Even in progressive Christian circles, I frequently find myself applauding a position a writer takes while I cringe at the path they take to get there. To use an example from not-progressive circles, I’m glad that more evangelicals are opening their churches to queer people. However, I often hear phrases like, “We’re all sinners.” Or, “Jesus died for all of our sins.” That is, rather than saying that queer people are a beautiful example of the diversity of God’s world, they are saying that we’re all just as terrible as queer people and deserve divine punishment just the same. I can’t fully explain here why that is a problem, but suffice it to say there are alternative ways to think about sin, redemption, and belonging in the life of God. In the past 2000 years, we have made some serious theological missteps. In reading Inhabiting Eden this week, I found myself unexpectedly face-to-face with one of those missteps.
As I said, I like where Patricia K. Tull ended up. Her overall point was that the world as we know it encourages consumption as a way of finding contentment. Instead, she proposes we should find our contentment in God. Such a move would be better for us and better for the environment. With that, I can agree. However, to get to this point she leverages a very dangerous line of thought in the Christian tradition.
She begins with a discussion of pride. Pride, in Tull’s view, is trying to find our contentment in ourselves rather than God. It is going our own way instead of God’s way. Humility has always been a hallmark of the Christian ideal, from finding our place in the majesty of the first creation story to the Beatitudes. The great mystics speak of humility as the path to God. Unfortunately, this has become a tool for the powerful to shore up their position. Many a gold-bedecked pope has admonished the poor to be like Jesus and accept their suffering. Many a white man has exhorted women and people of color to stay in their place, lest their pride doom them. So I get nervous when people start to talk about pride.
Ironically, Tull nibbles around the edges of the problem a couple of times. Right off the bat, in talking about Jesus’ wisdom that “No one can serve two masters,” she says: “In a culture that knew too well the ubiquity of masters on all levels from the household to the empire, Jesus had no need to say, ‘And don’t even think you can avoid serving any masters at all!” Perhaps Jesus didn’t. Perhaps the idea would have seemed so alien in his time and place that he couldn’t say it without losing everyone. Maybe he didn’t even think it. But we can say it. Maybe there is an alternative to the whole master/servant system. Our faith can move mountains, but it can’t push aside a hierarchy that enslaves?

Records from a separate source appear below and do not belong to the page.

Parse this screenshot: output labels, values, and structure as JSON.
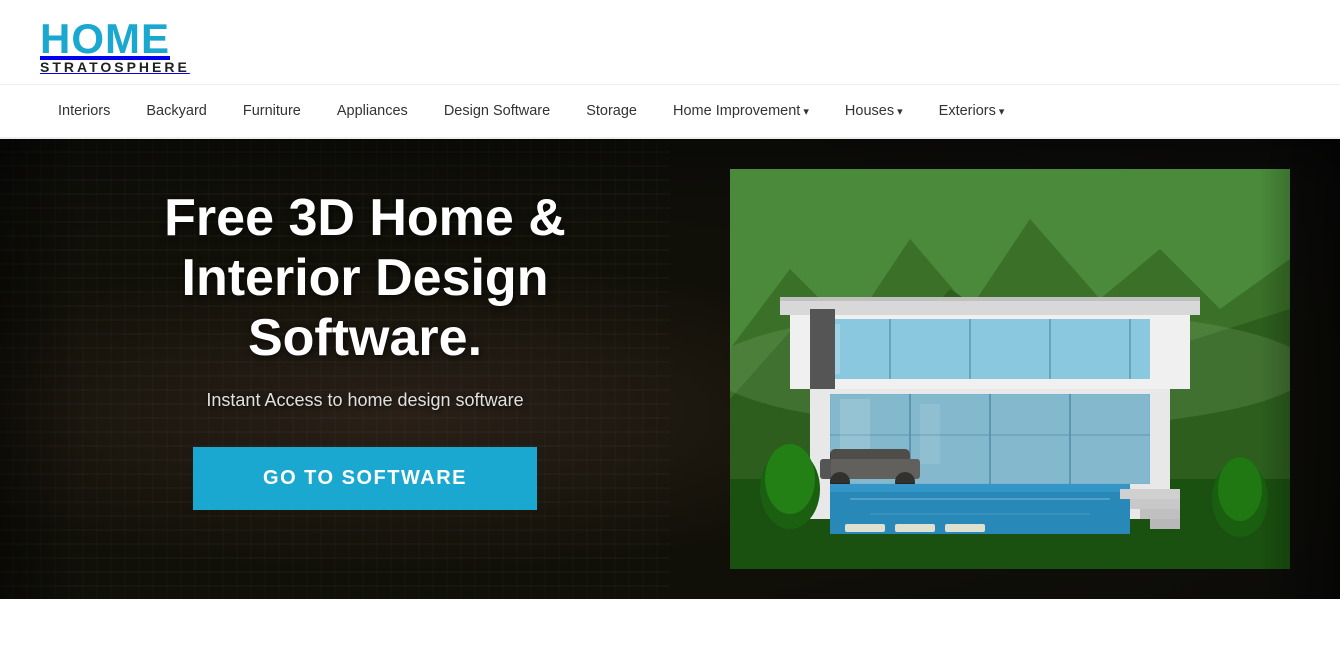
{
  "logo": {
    "home": "HOME",
    "stratosphere": "STRATOSPHERE"
  },
  "nav": {
    "items": [
      {
        "label": "Interiors",
        "hasDropdown": false
      },
      {
        "label": "Backyard",
        "hasDropdown": false
      },
      {
        "label": "Furniture",
        "hasDropdown": false
      },
      {
        "label": "Appliances",
        "hasDropdown": false
      },
      {
        "label": "Design Software",
        "hasDropdown": false
      },
      {
        "label": "Storage",
        "hasDropdown": false
      },
      {
        "label": "Home Improvement",
        "hasDropdown": true
      },
      {
        "label": "Houses",
        "hasDropdown": true
      },
      {
        "label": "Exteriors",
        "hasDropdown": true
      }
    ]
  },
  "hero": {
    "title": "Free 3D Home & Interior Design Software.",
    "subtitle": "Instant Access to home design software",
    "cta_label": "GO TO SOFTWARE",
    "colors": {
      "cta_bg": "#1aa8d0"
    }
  }
}
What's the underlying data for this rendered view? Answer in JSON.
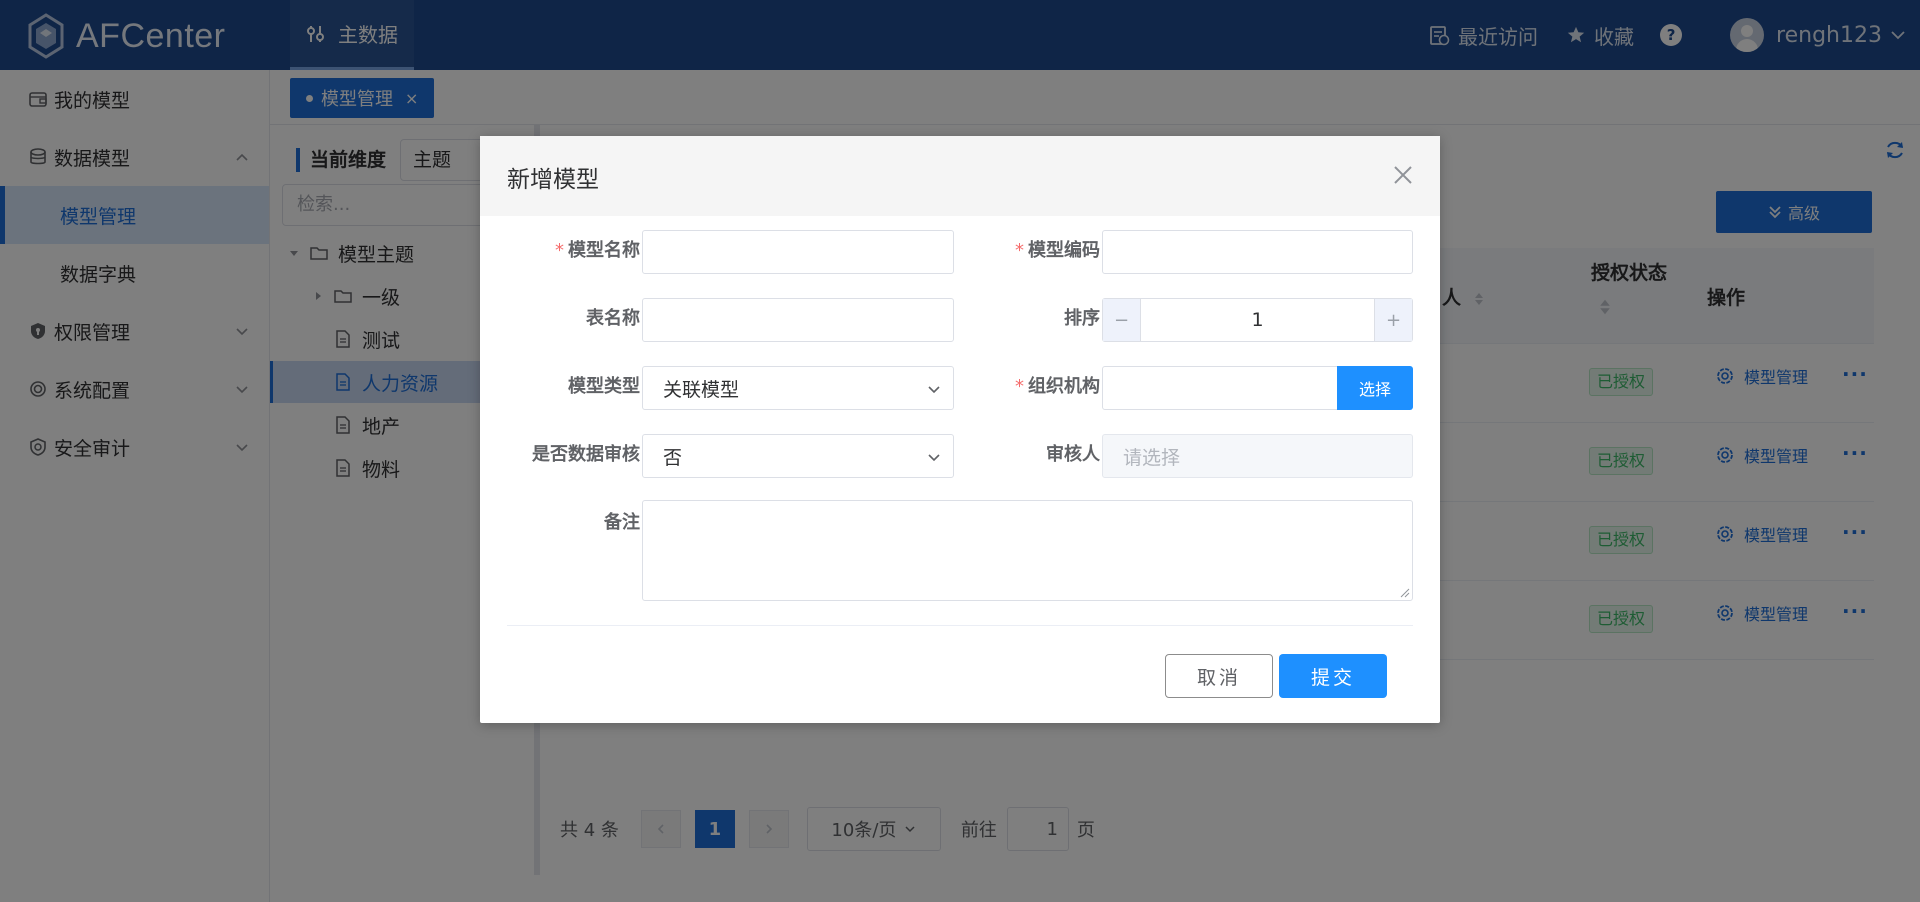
{
  "header": {
    "logo_text": "AFCenter",
    "nav_item": "主数据",
    "recent_label": "最近访问",
    "favorite_label": "收藏",
    "help_symbol": "?",
    "user_name": "rengh123"
  },
  "sidebar": {
    "items": [
      {
        "label": "我的模型"
      },
      {
        "label": "数据模型"
      },
      {
        "label": "模型管理"
      },
      {
        "label": "数据字典"
      },
      {
        "label": "权限管理"
      },
      {
        "label": "系统配置"
      },
      {
        "label": "安全审计"
      }
    ]
  },
  "tabs": {
    "active_tab": "模型管理",
    "close_symbol": "×"
  },
  "tree_panel": {
    "dimension_label": "当前维度",
    "dimension_value": "主题",
    "search_placeholder": "检索...",
    "nodes": [
      {
        "label": "模型主题"
      },
      {
        "label": "一级"
      },
      {
        "label": "测试"
      },
      {
        "label": "人力资源"
      },
      {
        "label": "地产"
      },
      {
        "label": "物料"
      }
    ]
  },
  "content": {
    "advanced_button": "高级",
    "columns": {
      "person_partial": "人",
      "auth_status": "授权状态",
      "operations": "操作"
    },
    "rows": [
      {
        "status": "已授权",
        "action": "模型管理",
        "more": "···"
      },
      {
        "status": "已授权",
        "action": "模型管理",
        "more": "···"
      },
      {
        "status": "已授权",
        "action": "模型管理",
        "more": "···"
      },
      {
        "status": "已授权",
        "action": "模型管理",
        "more": "···"
      }
    ],
    "pagination": {
      "total": "共 4 条",
      "current_page": "1",
      "page_size": "10条/页",
      "goto_label": "前往",
      "goto_value": "1",
      "page_suffix": "页"
    }
  },
  "dialog": {
    "title": "新增模型",
    "required_mark": "*",
    "fields": {
      "model_name": {
        "label": "模型名称",
        "value": ""
      },
      "model_code": {
        "label": "模型编码",
        "value": ""
      },
      "table_name": {
        "label": "表名称",
        "value": ""
      },
      "sort": {
        "label": "排序",
        "value": "1",
        "minus": "−",
        "plus": "+"
      },
      "model_type": {
        "label": "模型类型",
        "value": "关联模型"
      },
      "org": {
        "label": "组织机构",
        "value": "",
        "button": "选择"
      },
      "data_audit": {
        "label": "是否数据审核",
        "value": "否"
      },
      "auditor": {
        "label": "审核人",
        "placeholder": "请选择"
      },
      "remark": {
        "label": "备注",
        "value": ""
      }
    },
    "cancel_label": "取消",
    "submit_label": "提交"
  },
  "colors": {
    "header_bg": "#1e4b8f",
    "accent": "#1e6fd9",
    "primary_button": "#1e90ff",
    "success": "#3db868",
    "required": "#f56c6c"
  },
  "icons": [
    "logo-icon",
    "dashboard-icon",
    "history-icon",
    "star-icon",
    "help-icon",
    "avatar",
    "chevron-down-icon",
    "wallet-icon",
    "database-icon",
    "shield-icon",
    "settings-icon",
    "audit-shield-icon",
    "folder-icon",
    "document-icon",
    "refresh-icon",
    "double-chevron-down-icon",
    "gear-icon",
    "close-icon"
  ]
}
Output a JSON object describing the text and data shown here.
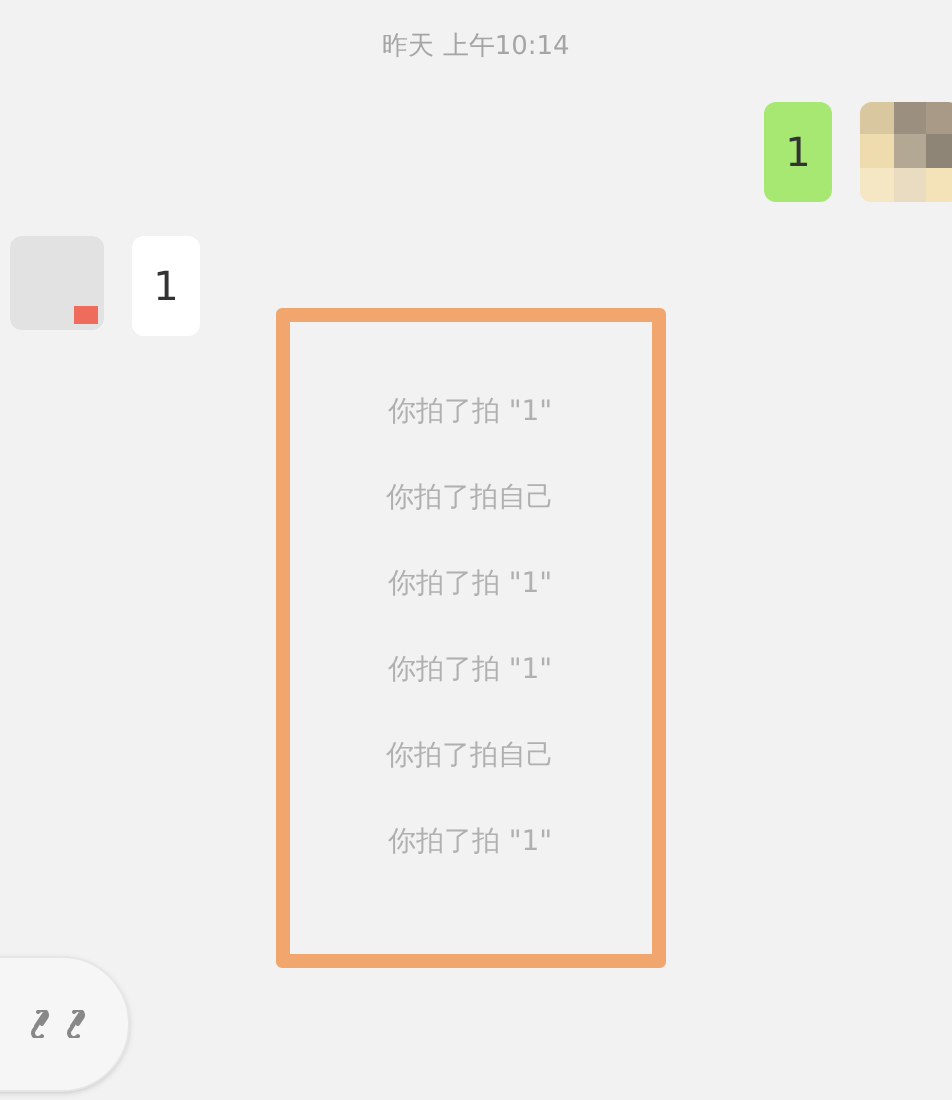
{
  "timestamp": "昨天 上午10:14",
  "messages": [
    {
      "kind": "sent",
      "text": "1"
    },
    {
      "kind": "received",
      "text": "1"
    }
  ],
  "pat_notices": [
    "你拍了拍 \"1\"",
    "你拍了拍自己",
    "你拍了拍 \"1\"",
    "你拍了拍 \"1\"",
    "你拍了拍自己",
    "你拍了拍 \"1\""
  ]
}
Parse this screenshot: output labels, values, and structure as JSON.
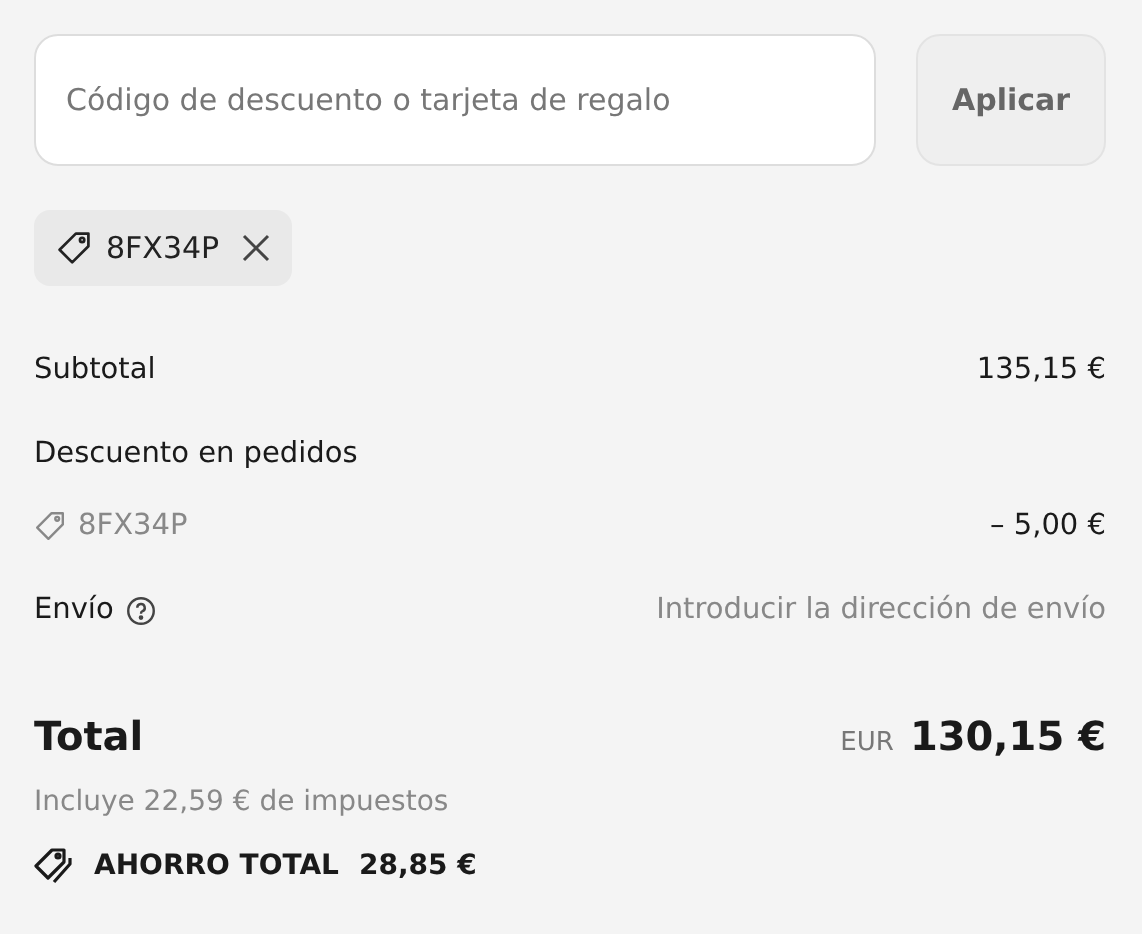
{
  "discount_field": {
    "placeholder": "Código de descuento o tarjeta de regalo"
  },
  "apply_button": {
    "label": "Aplicar"
  },
  "applied_codes": [
    {
      "code": "8FX34P"
    }
  ],
  "subtotal": {
    "label": "Subtotal",
    "value": "135,15 €"
  },
  "order_discount": {
    "label": "Descuento en pedidos",
    "code": "8FX34P",
    "value": "– 5,00 €"
  },
  "shipping": {
    "label": "Envío",
    "value": "Introducir la dirección de envío"
  },
  "total": {
    "label": "Total",
    "currency": "EUR",
    "value": "130,15 €",
    "taxes": "Incluye 22,59 € de impuestos"
  },
  "savings": {
    "label": "AHORRO TOTAL",
    "value": "28,85 €"
  }
}
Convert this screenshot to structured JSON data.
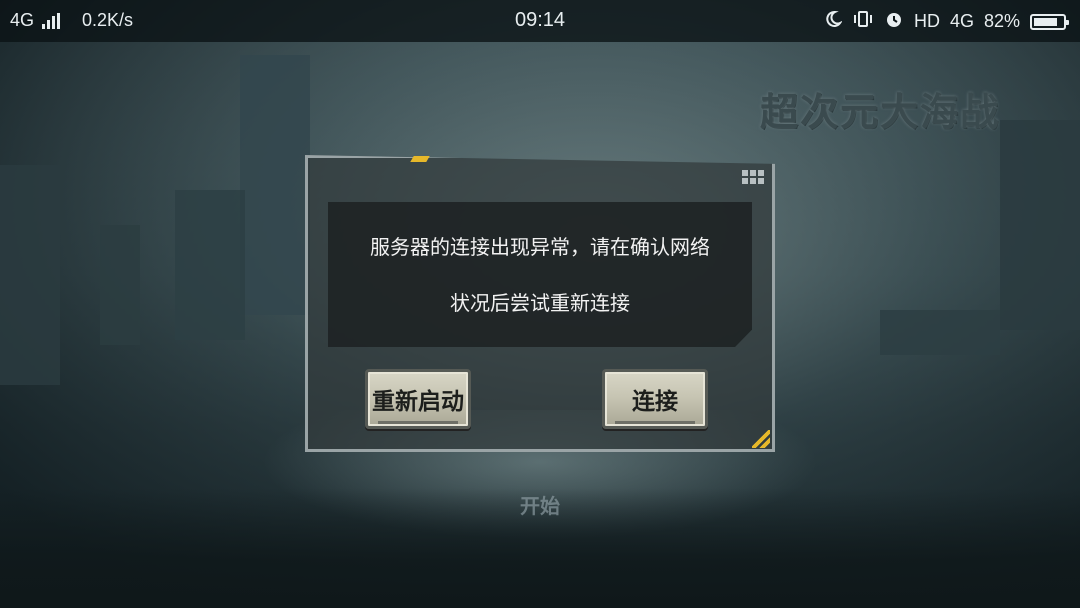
{
  "status_bar": {
    "network": "4G",
    "speed": "0.2K/s",
    "time": "09:14",
    "hd_label": "HD",
    "network_right": "4G",
    "battery_percent": "82%",
    "battery_level": 0.82,
    "icons": [
      "signal-icon",
      "moon-icon",
      "vibrate-icon",
      "alarm-icon",
      "battery-icon"
    ]
  },
  "game": {
    "logo_text": "超次元大海战",
    "start_label": "开始"
  },
  "dialog": {
    "message_line1": "服务器的连接出现异常，请在确认网络",
    "message_line2": "状况后尝试重新连接",
    "restart_label": "重新启动",
    "connect_label": "连接"
  },
  "colors": {
    "accent": "#e6b82a",
    "button_face": "#c5c3b1"
  }
}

Then Tull cites Proverbs 16.18-19, but focuses entirely on the first part: “Pride goes before destruction, and a haughty spirit before a fall.” Pride is indeed the problem, but by ignoring the second part of the proverb — “It is better to be of a lowly spirit among the poor than to divide the spoil with the proud.” — she misses the point. “The proud” in Scripture are contrasted with “the poor.” The poor are not just those without money, but those who have been excluded from social systems, leaving them to be exploited and oppressed by others. Those others are the proud.
By missing this, Tull’s argument about idolatry is impoverished. Her contention, again, is that we try to find contentment in the works of human hands rather than God. This is certainly true. But that class dynamic of the poor and the proud can powerfully inform that critique.
One characteristic of the proud is that their accumulation of things is not even for the sake of the things themselves. It is what Tull points to as “conspicuous consumption,” consumption intended to communicate to others something about our social standing. The proud like to, for example, build buildings and put their names on them, but the coming of God into the world will bring down “every tall tower.” (Isaiah 2.15) These idols, these works of human hands, will pass away.
I began to wonder what other works of human hands, what other constructions, might also pass away. What is it that we really idolize? What do we idealize? The truth is, all the stuff about which Tull is rightfully concerned is just the trappings of the values we hold. The American Dream is to advance in our careers, get married, and have kids. The houses, cars, and clothing, the vacation photos on Instagram, the check-ins on Facebook, are all just the visible signs that we are moving toward that ideal. Even if we’re not. Pride is an illusion and our idols are our props, but behind all that is an ideology of progress, achievement, and accumulation that is rapacious.
We probably love our stuff too much, but we don’t love ourselves enough. Because we don’t understand ourselves and others as keepers of the divine light, because we don’t understand that we are each created in the image of God, because we don’t understand that the breath of God flows in and through us and everything else, we forget who God is. If God is a power over us, indeed, our only choices are to obey or rebel. We can probably even construct a theology that tells us obedience to God is bowing to God’s power while exerting power over others and over the earth. But if God is a power within us, we need not lord over others just as God need not lord over us. There is no need for the structures that stratify us into “the poor” and “the proud.” Power within is equal and shared, not externally granted to or taken by the few. If God is within us, we can feel content because contentment is found, not in power, but in relationship; not in obedience, but in belonging. The pride found in that belonging is the confidence that we are enough and the world is enough without the need to strive for more and more.